There is a 90 per cent chance that people with Li-Fraumeni syndrome will develop cancer, according to the investigation, tethering them to a lifetime of yearly MRI scans and ultrasounds. Women with the mutation may also opt to undergo a double mastectomy to reduce the risk of developing breast cancer.
The European Sperm Bank explained that a mutation of this kind is “not detected preventatively by genetic screening,” and that the donor sperm were removed from circulation after the mutation was discovered.
Doctors treating children with cancer linked to sperm donation expressed their concerns at the European Society of Human Genetics this year.
They reported finding 23 children with the mutation among the 67 known to have been born to the donor at the time. Ten of the 67 already had cancer diagnoses.
The investigation found that at least 197 children have been born using the donor’s sperm.
Dr. Edwige Kasper, a French cancer geneticist, who first presented the data, told the investigation, “We have many children that have already developed a cancer.”
“We have some children that have developed already two different cancers and some of them have already died at a very early age,” she added.
Parents of children who were conceived using the donor have been contacted by their clinics and are being urged to have their children screened.

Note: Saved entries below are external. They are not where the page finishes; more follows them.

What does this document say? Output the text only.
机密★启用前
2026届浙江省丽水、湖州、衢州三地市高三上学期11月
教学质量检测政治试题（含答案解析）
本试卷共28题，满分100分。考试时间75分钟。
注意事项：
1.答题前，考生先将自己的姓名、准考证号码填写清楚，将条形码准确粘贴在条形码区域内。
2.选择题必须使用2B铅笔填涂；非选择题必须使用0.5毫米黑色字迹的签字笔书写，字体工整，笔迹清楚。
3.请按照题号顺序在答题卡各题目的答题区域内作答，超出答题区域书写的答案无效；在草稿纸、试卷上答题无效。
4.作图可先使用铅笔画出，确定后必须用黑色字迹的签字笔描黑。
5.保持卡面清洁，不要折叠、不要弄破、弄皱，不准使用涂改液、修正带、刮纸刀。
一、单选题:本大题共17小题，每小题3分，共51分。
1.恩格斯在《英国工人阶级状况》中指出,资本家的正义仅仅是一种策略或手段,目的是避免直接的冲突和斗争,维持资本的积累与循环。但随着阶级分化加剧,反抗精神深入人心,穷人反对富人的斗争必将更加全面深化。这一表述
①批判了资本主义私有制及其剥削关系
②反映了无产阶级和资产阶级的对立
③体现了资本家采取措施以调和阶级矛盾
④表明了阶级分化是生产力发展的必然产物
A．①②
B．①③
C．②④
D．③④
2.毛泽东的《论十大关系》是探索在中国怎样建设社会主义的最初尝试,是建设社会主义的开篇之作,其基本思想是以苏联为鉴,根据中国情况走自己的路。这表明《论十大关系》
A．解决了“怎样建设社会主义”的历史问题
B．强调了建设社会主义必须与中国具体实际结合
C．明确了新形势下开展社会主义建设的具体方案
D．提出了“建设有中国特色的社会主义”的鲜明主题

Sixty-seven fertility clinics used the donor’s sperm in 14 different countries.
There is no single law capping the number of times a donor’s sperm can be used, though individual countries set their own limits, which were breached in this case.
In Belgium, a sperm donor is only supposed to be used by six families. Instead, 38 women gave birth to 53 children by the donor, according to the report.
In Canada, there is no federal cap on the number of families that can use one sperm donor, but clinics and provinces can set their own rules.
For example, at the Quebec Sperm Bank, donors are limited to 10 families.
There is no legal limit in Ontario, though the province, along with British Columbia and Alberta, has legislation that waives parental responsibility for the donor of the conceived child, according to Fertility Law Canada.
According to American Society for Reproductive Medicine guidelines, sperm donors should be limited to 20 to 25 offspring per donor to reduce the risk of mutations and incest.
Global News has reached out to Health Canada and the Minister of Health’s office for further information on sperm testing and screening in Canada.